MSc. Vo Dinh Bao Van, afdeling Endocrinologie - Diabetes, analyseerde de oorzaken van obesitas bij kinderen en stelde dat obesitas bij kinderen niet alleen te wijten is aan overeten en gebrek aan beweging. De oorzaak kan ook liggen in genetische factoren, endocriene aandoeningen, bijwerkingen van medicijnen, psychologische factoren of een sedentaire leefomgeving, met name door overmatige energie-inname.
Veel studies hebben aangetoond dat als één ouder obees is, het risico dat hun kind ook obees is aanzienlijk toeneemt. Kinderen geboren in gezinnen met gezonde ouders hebben een obesitaspercentage van ongeveer 9%; als één van de twee obees is, loopt het percentage op tot 41-50%; als beide ouders obees zijn, loopt het risico op tot 66-80%.
"Interventie moet al vroeg beginnen, al vanaf de zwangerschap. Belangrijker nog, gedrags- en leefgewoonten binnen het gezin veranderen is de sleutel tot duurzame preventie van obesitas en chronische ziekten in de toekomst", benadrukte Dr. Van.

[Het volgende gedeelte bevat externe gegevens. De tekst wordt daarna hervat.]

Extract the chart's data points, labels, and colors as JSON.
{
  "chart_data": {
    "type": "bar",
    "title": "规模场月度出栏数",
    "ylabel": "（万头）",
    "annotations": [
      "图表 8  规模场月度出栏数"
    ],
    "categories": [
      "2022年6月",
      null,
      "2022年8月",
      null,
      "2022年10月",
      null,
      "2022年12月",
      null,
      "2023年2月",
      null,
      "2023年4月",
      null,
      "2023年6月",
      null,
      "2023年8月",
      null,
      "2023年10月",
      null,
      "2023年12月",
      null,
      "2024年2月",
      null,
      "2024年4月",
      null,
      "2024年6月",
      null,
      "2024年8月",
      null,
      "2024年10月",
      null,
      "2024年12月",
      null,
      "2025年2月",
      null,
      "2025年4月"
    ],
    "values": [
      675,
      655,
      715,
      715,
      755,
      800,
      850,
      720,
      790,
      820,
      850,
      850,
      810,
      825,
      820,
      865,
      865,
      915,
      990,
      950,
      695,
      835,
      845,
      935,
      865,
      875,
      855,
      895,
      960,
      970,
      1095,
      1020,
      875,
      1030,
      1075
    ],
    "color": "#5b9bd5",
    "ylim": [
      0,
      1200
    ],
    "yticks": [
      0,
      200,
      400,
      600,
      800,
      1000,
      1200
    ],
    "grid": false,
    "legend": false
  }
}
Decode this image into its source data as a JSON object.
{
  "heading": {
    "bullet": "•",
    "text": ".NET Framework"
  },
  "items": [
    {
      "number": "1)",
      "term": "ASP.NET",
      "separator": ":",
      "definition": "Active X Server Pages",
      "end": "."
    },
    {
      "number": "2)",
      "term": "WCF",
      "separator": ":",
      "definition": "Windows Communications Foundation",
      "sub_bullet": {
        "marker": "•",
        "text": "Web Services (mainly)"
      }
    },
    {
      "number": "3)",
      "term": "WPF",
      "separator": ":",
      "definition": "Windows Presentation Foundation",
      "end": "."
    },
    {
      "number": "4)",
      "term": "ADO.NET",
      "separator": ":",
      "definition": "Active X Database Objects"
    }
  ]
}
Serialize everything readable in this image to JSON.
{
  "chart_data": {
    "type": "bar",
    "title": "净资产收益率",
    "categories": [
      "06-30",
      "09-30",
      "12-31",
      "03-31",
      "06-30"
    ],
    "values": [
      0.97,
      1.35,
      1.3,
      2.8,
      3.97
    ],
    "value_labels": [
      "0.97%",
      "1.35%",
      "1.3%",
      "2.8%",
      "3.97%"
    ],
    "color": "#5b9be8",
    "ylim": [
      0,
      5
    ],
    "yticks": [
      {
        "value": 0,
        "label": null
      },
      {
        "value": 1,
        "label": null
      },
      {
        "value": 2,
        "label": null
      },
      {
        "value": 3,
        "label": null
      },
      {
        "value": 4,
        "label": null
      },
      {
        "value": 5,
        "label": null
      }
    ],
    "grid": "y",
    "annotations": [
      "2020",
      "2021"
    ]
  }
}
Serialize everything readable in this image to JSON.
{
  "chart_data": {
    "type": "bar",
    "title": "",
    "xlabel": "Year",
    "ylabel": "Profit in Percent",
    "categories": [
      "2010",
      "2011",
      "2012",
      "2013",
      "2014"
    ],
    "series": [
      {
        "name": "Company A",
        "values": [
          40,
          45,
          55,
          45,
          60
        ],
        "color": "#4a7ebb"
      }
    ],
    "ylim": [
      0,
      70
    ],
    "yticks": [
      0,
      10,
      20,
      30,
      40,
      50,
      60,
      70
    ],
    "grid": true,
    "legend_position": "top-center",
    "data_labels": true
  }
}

Dr. Phan Thi Thuy Dung van de afdeling Endocrinologie - Diabetes, zei dat de behandeling van obesitas bij kinderen jonger dan 18 jaar zeer zorgvuldig moet zijn, omdat dit een groep is die zich in de groeifase bevindt. Het doel is daarom niet om af te vallen, maar om een gewicht te behouden dat past bij de groeisnelheid van het lichaam, door middel van veranderingen in levensstijl.
Dr. Dung zei dat er momenteel nieuwe medicijnen tegen obesitas zijn goedgekeurd voor kinderen van 12 jaar en ouder. De GLP-1 RA-agonistgroep is zeer effectief en veilig gebleken in internationale klinische studies en wordt in sommige gevallen onder controle gebruikt in Vietnam.
Volgens dr. Lam Van Hoang, hoofd van de afdeling Endocrinologie - Diabetes, is de behandeling van obesitas bij kinderen echter moeilijker dan bij volwassenen, vanwege de relatie met gedrag en psychologie. "Een tekortkoming in de huidige behandelregimes is dat er onvoldoende aandacht is voor de rol van psychologische begeleiding. Ook het gebruik van medicatie, indien nodig, moet voorzichtig en nauwlettend worden gecontroleerd", aldus de arts.
Deskundigen zijn het erover eens dat het behandelen en voorkomen van obesitas bij kinderen een topprioriteit moet zijn. Het belangrijkste is om de levensstijl van het hele gezin te veranderen, een gezonde leefomgeving te creëren, kinderen te stimuleren om te bewegen, gezond te eten en hun psychische gesteldheid onder controle te houden. Vroegtijdige interventie helpt kinderen niet alleen om nu gezonder te zijn, maar vermindert ook aanzienlijk het risico op chronische ziekten later.